Eine besondere Belehrungspflicht liegt vor, wenn es um ungesicherte Vorleistungen geht
Die doppelte Belehrungspflicht des Notars ist ausdrücklich dann im Fokus, wenn mit dem Rechtsgeschäft die sogenannten einseitigen Vorleistungen einhergehen. Dies ist der Fall, wenn eine Partei einseitig eine ungesicherte Vorleistung für die Realisierung des Rechtsgeschäfts zu tätigen hat. Jedes Rechtsgeschäft, dessen Gegenleistung der anderen Partei als ungewiss gilt, gilt rechtlich betrachtet als ungesichert. Der Notar hat im Zuge seiner notariellen Belehrungspflicht die gesetzlich auferlegte Verpflichtung, die entsprechenden Folgen dieses Rechtsgeschäfts eindeutig und unmissverständlich aufzuzeigen.
In erster Linie betrifft dies diejenigen Folgen, welche durch eine etwaige Leistungsunfähigkeit der anderen Vertragspartei für die Partei mit Vorleistung entstehen. Gibt es alternative Realisierungsmöglichkeiten zu der ungesicherten Vorleistung, so muss der Notar diese Alternative allen beteiligten Personen vorschlagen.

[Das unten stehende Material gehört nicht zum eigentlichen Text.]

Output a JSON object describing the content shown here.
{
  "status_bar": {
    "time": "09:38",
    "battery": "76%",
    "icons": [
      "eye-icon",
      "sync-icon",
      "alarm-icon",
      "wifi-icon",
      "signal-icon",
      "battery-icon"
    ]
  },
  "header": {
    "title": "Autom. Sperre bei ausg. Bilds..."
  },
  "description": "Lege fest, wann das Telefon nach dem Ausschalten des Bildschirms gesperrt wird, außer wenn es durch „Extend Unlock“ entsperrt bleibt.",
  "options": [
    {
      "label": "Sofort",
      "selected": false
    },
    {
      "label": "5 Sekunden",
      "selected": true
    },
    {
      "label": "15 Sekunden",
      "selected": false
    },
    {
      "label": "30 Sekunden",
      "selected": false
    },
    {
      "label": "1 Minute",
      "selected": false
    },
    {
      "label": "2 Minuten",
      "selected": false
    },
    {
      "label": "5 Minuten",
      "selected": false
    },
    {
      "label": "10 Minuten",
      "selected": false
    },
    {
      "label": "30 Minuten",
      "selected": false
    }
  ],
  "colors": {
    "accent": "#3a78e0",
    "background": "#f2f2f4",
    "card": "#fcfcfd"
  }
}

Der Notar muss seine eigenen Zweifel äußern
Sofern bei dem Notar Zweifel daran aufkommen sollten, dass das Rechtsgeschäft zwischen den beteiligten Personen auf der Grundlage des ausdrücklichen Willens der beteiligten Personen so realisiert werden kann oder das geplante Rechtsgeschäft nicht dem Willen der beteiligten Personen entspricht, so muss der Notar diese Zweifel auch deutlich und unmissverständlich zum Ausdruck bringen. Diese Verpflichtung ergibt sich aus dem § 17 Abs. 2 BeurkG. In derartigen Fällen muss der Notar seine Zweifel mit den beteiligten Personen besprechen und weitergehende Fragen stellen, um den Willen von den beteiligten Personen genauer zu erforschen.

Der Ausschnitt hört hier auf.